The best time to capture socialization with a puppy is from five to sixteen weeks. That’s from one to four months of age. Because Rugby was eight to nine months of age when I got him, I knew the ship had already sailed for socialization. I was hoping that if I got right on it, I could capture some of what he had missed and give him a fun life in a big world.
So, I hopped right on the socialization train, taking Rugby everywhere with me. Since his “Gotcha Day” was December 1, it was plenty cool enough in North Carolina to take him everywhere with me, so I did. We went to my corporate office and met the staff, we went to parks to play and run on a long line, we met the neighbors, we went to shopping centers, and so forth.
But….while my intentions were so honest and right, I had seriously underestimated the effect that it would have on my poor speckled and spotted little puppy! He had settled in so quickly, and did so well with our entire family, so I really thought he was ready to move ahead. And he didn’t do too badly given the fact that he hadn’t had much socialization at all for the first months of his life. However, he was more reactive than I had expected, and that only got worse and worse as he couldn’t cope….and I continued to try.
Looking back on that, I really think my epic fail was in assuming that because he had settled in nicely and seemed to love me, that he also trusted me. I think Rugby did trust me on some levels. However, I made a huge tactical error in assuming we were good all across the boards. I had never owned a dog….a puppy….who had had multiple homes in a very short amount of time. I didn’t realize or understand the toll on trust that would happen as a result.
So as I regrouped, I had to figure out how to teach my sweet puppy that he could trust me. I had never had to teach one of my dogs to do this, so fear set in as I realized that I was embarking on a new journey in my own relationship with my dog…despite teaching clients how to do this. It was so different with Rugby, because he just didn’t seem to train in conventional ways.
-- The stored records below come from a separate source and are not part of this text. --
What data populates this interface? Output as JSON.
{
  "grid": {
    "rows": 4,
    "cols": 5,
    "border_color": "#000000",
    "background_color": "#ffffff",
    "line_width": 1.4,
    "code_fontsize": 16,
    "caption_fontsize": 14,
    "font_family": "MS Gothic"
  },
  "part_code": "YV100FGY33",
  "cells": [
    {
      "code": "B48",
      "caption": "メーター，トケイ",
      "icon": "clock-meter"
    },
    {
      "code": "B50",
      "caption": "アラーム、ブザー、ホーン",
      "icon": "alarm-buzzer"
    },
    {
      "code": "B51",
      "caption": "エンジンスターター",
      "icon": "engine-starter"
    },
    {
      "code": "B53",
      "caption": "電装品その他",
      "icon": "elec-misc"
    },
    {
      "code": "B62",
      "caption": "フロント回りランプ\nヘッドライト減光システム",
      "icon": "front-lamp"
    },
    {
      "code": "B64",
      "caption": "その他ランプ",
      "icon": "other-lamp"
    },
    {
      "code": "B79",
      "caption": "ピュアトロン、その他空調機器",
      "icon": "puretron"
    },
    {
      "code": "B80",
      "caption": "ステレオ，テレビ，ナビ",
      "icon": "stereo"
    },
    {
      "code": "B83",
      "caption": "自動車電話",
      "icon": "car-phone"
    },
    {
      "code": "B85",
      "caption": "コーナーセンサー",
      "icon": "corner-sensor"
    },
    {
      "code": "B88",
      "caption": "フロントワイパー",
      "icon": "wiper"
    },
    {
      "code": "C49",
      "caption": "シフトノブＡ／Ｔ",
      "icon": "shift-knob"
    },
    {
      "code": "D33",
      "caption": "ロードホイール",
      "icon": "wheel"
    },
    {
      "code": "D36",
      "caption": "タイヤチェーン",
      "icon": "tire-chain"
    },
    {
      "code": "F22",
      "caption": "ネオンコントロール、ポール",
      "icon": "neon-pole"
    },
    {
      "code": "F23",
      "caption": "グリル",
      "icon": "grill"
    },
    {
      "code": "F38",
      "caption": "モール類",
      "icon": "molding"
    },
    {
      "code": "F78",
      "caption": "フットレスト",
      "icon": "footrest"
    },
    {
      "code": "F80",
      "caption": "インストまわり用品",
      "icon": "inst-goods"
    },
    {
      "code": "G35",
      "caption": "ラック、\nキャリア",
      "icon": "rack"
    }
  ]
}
So I started with tricks and simple commands inside the house. For every step forward, we took two back. I realized that because of the trust issue, Rugby needed interactions with me that did not involve corrections of any kind. For every time that we made progress in training and working together, any time I had to correct him, I watched a cloud of doubt cover Rugby’s face and sweet eyes. That crushed my spirit, because more than anything, I wanted Rugby to feel completely safe with me!
So….I decided that we needed to just simply focus on fun and snuggles. Only fun activities and plenty of snuggles. I worked on tricks, because that enabled Rugby to use problem solving skills and burn some mental energy since I wasn’t able to exercise him as I had planned, with neighborhood walks.
Tricks were fun! I had never done tricks before, so I was learning right along with Rugby. I didn’t have a book, so I just played around with using food as a lure, and I tried to lure Rugby into producing specific behaviors for me. The good news, was that Rugby was an excellent problem solver! He loved doing tricks! He quickly figured out that he needed to keep trying different things until he heard my magic “Yessss!” and a click of the clicker! Score!!
So I shelved any specific work on naughty stuff for a while, and Rugby and I just did tricks and snuggled. We worked for a while, and when we finished, I invited him to hop up on the sofa with me and snuggle. He loved to snuggle and nap tucked behind my bent knees when I laid on my side and napped on the sofa. Often, he would bring a Nylabone Wishbone up on the sofa, and prop it against my legs and chew while he snuggled behind my knees. It was easy to reach back and scratch his head, and rub his ears, and he loved that.
To be honest, I loved it too! I had never owned a real snugglebug of a dog. My Corgis had all loved to get attention for sure, but they had been so much more independent, and never really wanted a lap for long. Rugby was the polar opposite! He was my little shadow, and I called him a “Velcro Dog,” because it wasn’t enough for him to be near me….he had to be touching me in some form or fashion. It was almost like he had a love and attention vacuum inside, and couldn’t get enough love.
And so, for the better part of 2008, Rugby and I were snuggle buddies and mastered tricks. And somewhere along the way, we really fell in love with each other, and lo and behold….trust started to grow.